Yes I did read them all Olaf, twice in fact. Indeed “why” was questioned implicitly several times. As for “how” I don’t know about you but if God forbid an air raid were to occur I would head to the nearest shelter I could find and not wander around the streets window shopping.
Regardless I don’t consider myself in any way an authority on the subject of how to conduct an air raid drill, and if the government feels it is necessary to conduct it in such a fashion I’m not going to whine about it. I too had to stop what I was doing for half an hour, big deal! Going by some of the people above, you would think they had asked you to cut your arm off.

Jeff I doubt seriously that any single businessperson attending the show is unaware of the situation between Taiwan and China and will have their impression of Taiwan changed due to a regularly scheduled air raid drill.


#19
quote:
Originally posted by daltongang: ...I doubt seriously that any single businessperson attending the show is unaware of the situation between Taiwan and China and will have their impression of Taiwan changed due to a regularly scheduled air raid drill.
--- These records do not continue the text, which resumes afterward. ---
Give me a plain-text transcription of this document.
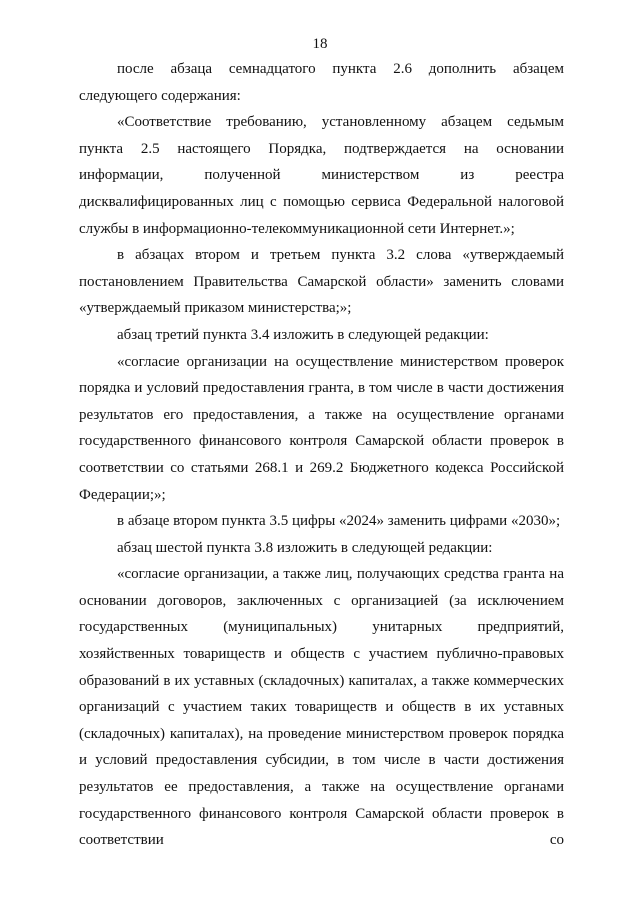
18

после абзаца семнадцатого пункта 2.6 дополнить абзацем следующего содержания:

«Соответствие требованию, установленному абзацем седьмым пункта 2.5 настоящего Порядка, подтверждается на основании информации, полученной министерством из реестра дисквалифицированных лиц с помощью сервиса Федеральной налоговой службы в информационно-телекоммуникационной сети Интернет.»;

в абзацах втором и третьем пункта 3.2 слова «утверждаемый постановлением Правительства Самарской области» заменить словами «утверждаемый приказом министерства;»;

абзац третий пункта 3.4 изложить в следующей редакции:

«согласие организации на осуществление министерством проверок порядка и условий предоставления гранта, в том числе в части достижения результатов его предоставления, а также на осуществление органами государственного финансового контроля Самарской области проверок в соответствии со статьями 268.1 и 269.2 Бюджетного кодекса Российской Федерации;»;

в абзаце втором пункта 3.5 цифры «2024» заменить цифрами «2030»;

абзац шестой пункта 3.8 изложить в следующей редакции:

«согласие организации, а также лиц, получающих средства гранта на основании договоров, заключенных с организацией (за исключением государственных (муниципальных) унитарных предприятий, хозяйственных товариществ и обществ с участием публично-правовых образований в их уставных (складочных) капиталах, а также коммерческих организаций с участием таких товариществ и обществ в их уставных (складочных) капиталах), на проведение министерством проверок порядка и условий предоставления субсидии, в том числе в части достижения результатов ее предоставления, а также на осуществление органами государственного финансового контроля Самарской области проверок в соответствии со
I really have to disagree with this statement. Most buyers at this type of trade show will only have seen a little Western press coverage of the situation. To them this might look like a 53 year war of words and intellectual posturing (is it?). Most Westerners have a pretty weak understanding of Chinese politics.

On the other hand to see firsthand the country practicing wargames in the street I think would very much influence their view about the stability of the country.
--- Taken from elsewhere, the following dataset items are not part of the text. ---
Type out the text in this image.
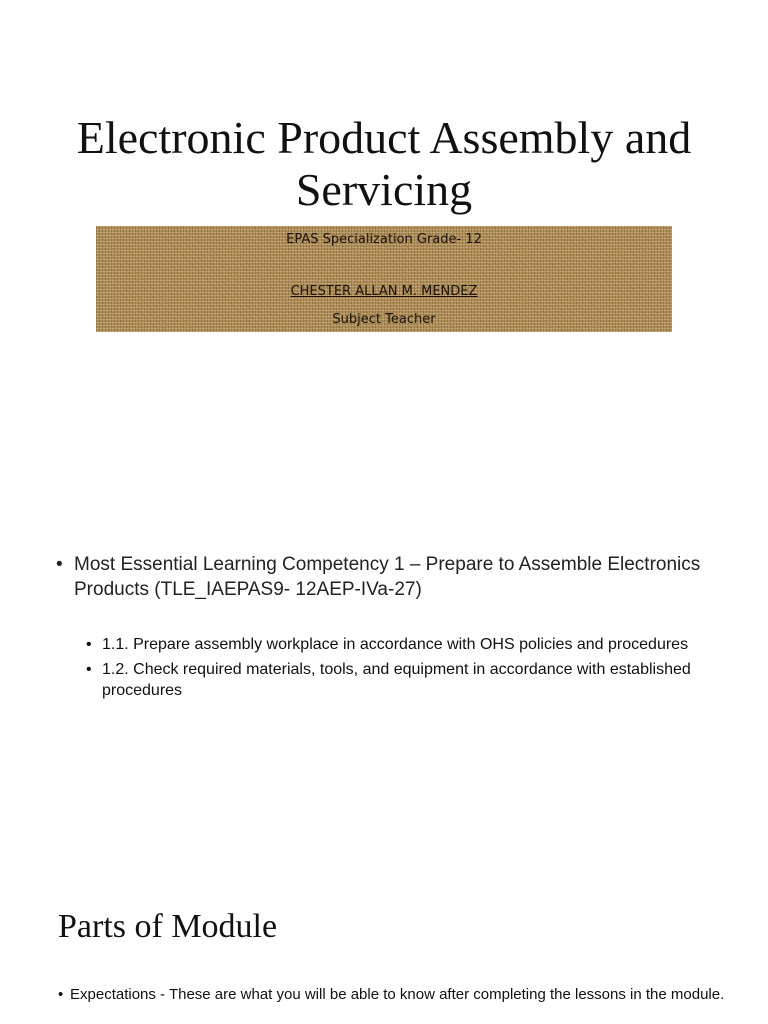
Electronic Product Assembly and Servicing
EPAS Specialization Grade- 12
CHESTER ALLAN M. MENDEZ
Subject Teacher
• Most Essential Learning Competency 1 – Prepare to Assemble Electronics Products (TLE_IAEPAS9- 12AEP-IVa-27)
• 1.1. Prepare assembly workplace in accordance with OHS policies and procedures
• 1.2. Check required materials, tools, and equipment in accordance with established procedures
Parts of Module
• Expectations - These are what you will be able to know after completing the lessons in the module.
Just in case you think the situation is easy to understand, try this test on your next foreign visitor (or yourself!):

    [*]Name one figure in Chinese 20th century history other than Mao[*]When did Taiwan split from Mainland China?[*]What events led to the split?[*]Who was running Taiwan prior to WW2?[*]Who were the following figures and what were their role in history: Ci-Xi, Pu-Yi, Sun Yat Sen, Chang Kai Shek, Mao Zedong, Dung Xiaoping, Lee Dung Hui?[*]What is the most recent political positions of Taiwan, China, and the USA regarding Taiwan's status?[*]Who is the current president of Taiwan?[*]How has he tried to influence the situation?[*]What is the present role of the Guomingtang?[*]How does the current situation affect trade and investment between Taiwan and Mainland China?[*]How do you think the situation will be resolved, when, and why? [/list]Hopefully most people who visit this board would score well, but I doubt many visitors would get very far. If you beg me I'll tell you the answers (well the less controversial ones)

#20
quote:
Originally posted by Malkie: I would hardly agree this was micromanagement.

So you expect A-bian to be involved with the scheduling of trade fairs, the scheduling of air drills, AND to make sure they don’t conflict?
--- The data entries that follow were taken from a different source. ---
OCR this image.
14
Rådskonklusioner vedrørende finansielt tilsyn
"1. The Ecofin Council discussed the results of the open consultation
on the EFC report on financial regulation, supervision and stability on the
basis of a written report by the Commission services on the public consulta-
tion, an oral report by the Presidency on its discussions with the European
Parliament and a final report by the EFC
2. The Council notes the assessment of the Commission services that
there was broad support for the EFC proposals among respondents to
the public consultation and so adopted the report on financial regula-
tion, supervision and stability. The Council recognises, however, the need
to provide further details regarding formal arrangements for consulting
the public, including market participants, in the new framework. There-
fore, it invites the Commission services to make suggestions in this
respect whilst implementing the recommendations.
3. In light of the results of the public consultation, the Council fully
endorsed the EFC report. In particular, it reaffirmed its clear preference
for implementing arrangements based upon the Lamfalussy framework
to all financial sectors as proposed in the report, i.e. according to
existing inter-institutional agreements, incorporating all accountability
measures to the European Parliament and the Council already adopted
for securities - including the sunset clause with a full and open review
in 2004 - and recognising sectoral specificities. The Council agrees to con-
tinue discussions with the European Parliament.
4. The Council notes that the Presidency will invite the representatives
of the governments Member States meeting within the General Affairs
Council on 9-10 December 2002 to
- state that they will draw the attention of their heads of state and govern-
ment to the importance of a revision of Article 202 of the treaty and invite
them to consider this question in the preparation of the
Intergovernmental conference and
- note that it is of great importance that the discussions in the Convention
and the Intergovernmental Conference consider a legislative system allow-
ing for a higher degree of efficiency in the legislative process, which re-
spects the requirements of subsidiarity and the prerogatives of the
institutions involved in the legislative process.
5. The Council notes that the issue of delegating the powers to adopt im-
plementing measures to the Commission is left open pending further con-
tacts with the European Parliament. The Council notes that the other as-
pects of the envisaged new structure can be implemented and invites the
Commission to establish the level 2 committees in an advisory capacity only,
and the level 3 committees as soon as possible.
If you don’t consider that micro-management, we’ll just chalk it up to differences of opinion…

quote:
Originally posted by Bu Lai En: Are you sure? Everyone I knew seemed surprised.

Well, I exaggerated a little. It was announced on the FTV evening news (no comments from the peanut gallery please) the previous night, and also in that morning’s Chna Times.

I didn’t check any of the English dailies – I usually only read them when they’re free.

This whole thread reminds me of what a little bubble we expats live in, to be honest. I could barely find any post-coverage of this in any of the Chinese language media, not even in those that would not pass up an opportunity to slam the DPP.

I’m sure any large foreign firm that invests or purchases parts in Taiwan will thoroughly research Taiwan’s political and economic risks first – there are entire battalions of analysts that do this for a living.

As for leaving a bad impression on the attendees of Computex, that’s unfortunate. But you’re always going to inconvenience somebody. When they schedule fire drills in the US, they don’t go around asking us if we have any important meetings that week either.